Son Excellence Révérende Pasteur Denise Nkurunziza, la Première Dame du Burundi et Représentante de l’Organisation des Premières Dames d’Afrique contre le Sida (OPDAS) au Burundi a dirigé un atelier à l’intention des leaders locaux (Gouverneurs et administrateurs communaux) de la région Centre-Est du Burundi et les acteurs du système de Santé (Médecins directeurs des provinces sanitaires, Médecins Chef de Districts, Médecins Directeurs des hôpitaux).

Comme la veille à Rutana, cet atelier qui a réuni une centaine de participants en provenance des provinces Cankuzo, Gitega, Karusi et Ruyigi a eu lieu ce 22 décembre 2017 à l’Hôtel Tropitel se trouvant au chef-lieu de la Province de Gitega. Le but de l’atelier, comme le dit SE Denise Nkurunziza est de « mobiliser ces administratifs et acteurs du secteur de la Santé publique afin qu’ils s’impliquent davantage dans la Prévention de la Transmission du VIH de la mère à l’enfant (PTME) et dans la prise en charge des enfants (PEC Pédiatrique).

Reprenant ses mots de la veille à Rutana, l’Epouse du Chef de l’Etat a rappelé que « le Burundi a déjà enregistré une avancée significative en matière de PTME même si le chemin reste encore long car des contraintes ne manquent pas, entre autres des difficultés de la mise à échelle de la PTME au Burundi qui sont en partie dues aux barrières socio-culturelles ou liées à la mentalité ». Pour elle, « tout le monde doit se mobiliser afin que le Burundi parvienne à atteindre, d’abord en 2020, ZERO nouvelle infection au VIH, ZERO discrimination pour les personnes infectées » avant d’arriver dix ans plus tard, en 2030, à la réalisation du 90-90-90 qu’elle a décrit en ces termes : « 90% des personnes vivant avec le VIH connaissent leur état sérologique, 90% des personnes conscientes de leur séropositivité reçoivent un traitement antirétroviral, 90% des personnes sous traitement présentant une charge virale indétectable. »

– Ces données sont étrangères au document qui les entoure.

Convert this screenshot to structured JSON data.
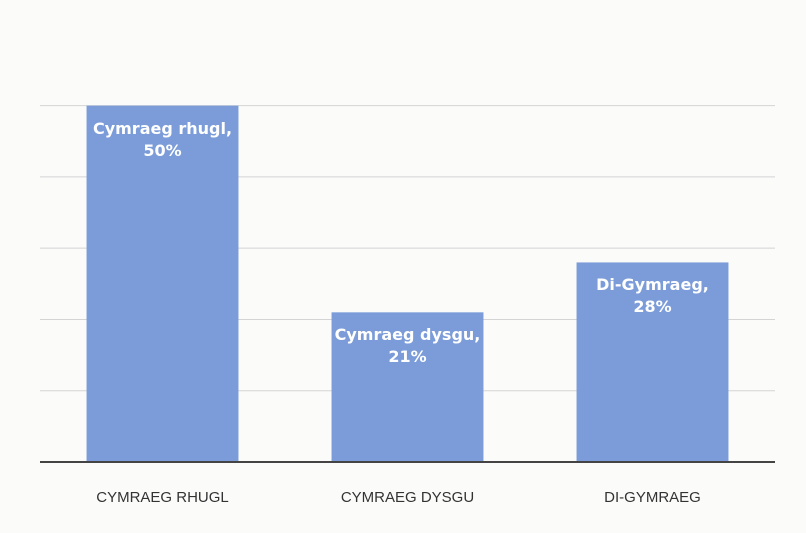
{
  "chart_data": {
    "type": "bar",
    "categories": [
      "CYMRAEG RHUGL",
      "CYMRAEG DYSGU",
      "DI-GYMRAEG"
    ],
    "values": [
      50,
      21,
      28
    ],
    "value_labels": [
      "Cymraeg rhugl, 50%",
      "Cymraeg dysgu, 21%",
      "Di-Gymraeg, 28%"
    ],
    "color": "#7b9cd8",
    "ylim": [
      0,
      55
    ],
    "yticks": [
      0,
      10,
      20,
      30,
      40,
      50
    ],
    "grid": true
  }
}
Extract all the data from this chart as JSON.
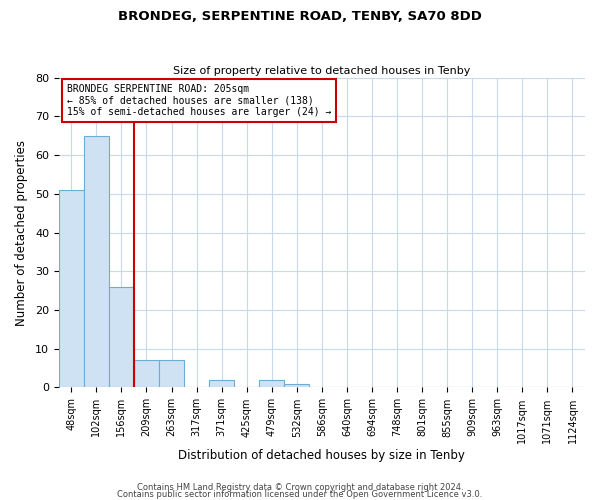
{
  "title": "BRONDEG, SERPENTINE ROAD, TENBY, SA70 8DD",
  "subtitle": "Size of property relative to detached houses in Tenby",
  "xlabel": "Distribution of detached houses by size in Tenby",
  "ylabel": "Number of detached properties",
  "bin_labels": [
    "48sqm",
    "102sqm",
    "156sqm",
    "209sqm",
    "263sqm",
    "317sqm",
    "371sqm",
    "425sqm",
    "479sqm",
    "532sqm",
    "586sqm",
    "640sqm",
    "694sqm",
    "748sqm",
    "801sqm",
    "855sqm",
    "909sqm",
    "963sqm",
    "1017sqm",
    "1071sqm",
    "1124sqm"
  ],
  "bar_heights": [
    51,
    65,
    26,
    7,
    7,
    0,
    2,
    0,
    2,
    1,
    0,
    0,
    0,
    0,
    0,
    0,
    0,
    0,
    0,
    0
  ],
  "bar_color": "#cfe2f3",
  "bar_edge_color": "#6aaed6",
  "property_line_color": "#cc0000",
  "property_line_bin_index": 3,
  "ylim": [
    0,
    80
  ],
  "annotation_text_line1": "BRONDEG SERPENTINE ROAD: 205sqm",
  "annotation_text_line2": "← 85% of detached houses are smaller (138)",
  "annotation_text_line3": "15% of semi-detached houses are larger (24) →",
  "annotation_box_edge_color": "#cc0000",
  "footer_line1": "Contains HM Land Registry data © Crown copyright and database right 2024.",
  "footer_line2": "Contains public sector information licensed under the Open Government Licence v3.0.",
  "background_color": "#ffffff",
  "grid_color": "#c8d9ed",
  "title_fontsize": 9.5,
  "subtitle_fontsize": 8,
  "axis_label_fontsize": 8.5,
  "tick_fontsize": 7,
  "footer_fontsize": 6
}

Dans le même ordre d’idées, le Directeur Pays de l’ONU-Sida, Ben Wahab Abdul Karim, a, dans son discours de circonstance, émis le souhait que le Burundi soit le premier pays africain qui recevrait la certification dans le cadre de la transmission mère – enfant car « les données montrent bien que moins de 500 enfants naissent par an avec l’infection au VIH ce qui veut dire que moins de 2 enfants naissent infectés par an, ce qui signifie que le Burundi est proche de la certification » a-t-il conclu, saluant par la même occasion les efforts fournis par SE la Première Dame dans la lutte contre le VIH-SIDA et dans la PTME car « cette détermination accélérera ce processus de certification qui, jusqu’à ce jour, n’a été atteint que par 7 pays au monde.

Sur le chapitre des recommandations, la Première Dame du pays a exhorté les administratifs et médecins à prendre les devants en se faisant dépister volontairement, car, a-t-elle souvent répété, « c’est en prêchant par l’exemple qu’on peut facilement sensibiliser la population au dépistage volontaire ». Toutefois, comme la veille à Rutana, certains intervenants ont montré leur penchant au « dépistage soit obligatoire ».

En plus de ces discours consacrés à cet atelier qui s’inscrit dans le cadre des festivités de la célébration de la Journée Mondiale de Lutte contre le Sida, édition 2017, les participants ont aussi eu droit à des présentations dont l’Etat des lieux de la PTME et de la PEC pédiatrique, et un témoignage poignant d’une femme qui a protégé son enfant grâce au programme PTME et PEC Pédiatrique.